We have examined such documents and have reviewed such questions of law as we have considered necessary and appropriate for the purposes of the opinions set forth below. In rendering our opinions set forth below, we have assumed the authenticity of all documents submitted to us as originals, the genuineness of all signatures and the conformity to authentic originals of all documents submitted to us as copies. We have also assumed the legal capacity for all purposes relevant hereto of all natural persons. As to questions of fact material to our opinions, we have relied upon certificates of officers of the Company and of public officials. We have also assumed that the Common Stock will be sold for the price per share described in the 462(b) Registration Statement and in accordance with the resolutions adopted by the Company’s Board of Directors and will be issued and sold as described in the Registration Statement.

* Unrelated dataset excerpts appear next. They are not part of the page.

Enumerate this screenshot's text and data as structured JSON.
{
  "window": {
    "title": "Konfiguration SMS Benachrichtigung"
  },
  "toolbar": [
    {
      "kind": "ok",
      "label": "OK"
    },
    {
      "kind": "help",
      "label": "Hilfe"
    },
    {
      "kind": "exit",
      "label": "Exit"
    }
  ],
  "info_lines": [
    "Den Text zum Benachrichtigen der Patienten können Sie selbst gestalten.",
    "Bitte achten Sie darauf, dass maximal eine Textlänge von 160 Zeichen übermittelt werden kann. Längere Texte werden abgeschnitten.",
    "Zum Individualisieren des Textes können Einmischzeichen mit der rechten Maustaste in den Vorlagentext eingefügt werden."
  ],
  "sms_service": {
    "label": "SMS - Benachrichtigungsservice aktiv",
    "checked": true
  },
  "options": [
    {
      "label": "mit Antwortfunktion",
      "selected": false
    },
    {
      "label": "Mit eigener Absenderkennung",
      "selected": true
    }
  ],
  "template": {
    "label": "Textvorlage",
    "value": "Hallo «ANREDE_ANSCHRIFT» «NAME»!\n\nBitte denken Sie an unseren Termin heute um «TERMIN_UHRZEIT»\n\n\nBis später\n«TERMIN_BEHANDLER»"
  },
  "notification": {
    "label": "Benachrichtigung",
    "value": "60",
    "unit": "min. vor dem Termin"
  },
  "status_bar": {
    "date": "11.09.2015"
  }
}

Based on the foregoing, we are of the opinion that the shares of Common Stock to be sold by the Company pursuant to the 462(b) Registration Statement have been duly authorized by all requisite corporate action and, upon issuance, delivery and payment therefor as described in the Registration Statement, will be validly issued, fully paid and nonassessable.


August 13, 2013

Page 2

Our opinions expressed above are limited to the Delaware General Corporation Law. We hereby consent to the filing of this opinion as an exhibit to the 462(b) Registration Statement, and to the reference to our firm under the heading “Legal Matters” in the related prospectus. In giving this consent, we do not admit that we are within the category of persons whose consent is required under Section 7 of the Securities Act of 1933, as amended, and the rules and regulations thereunder.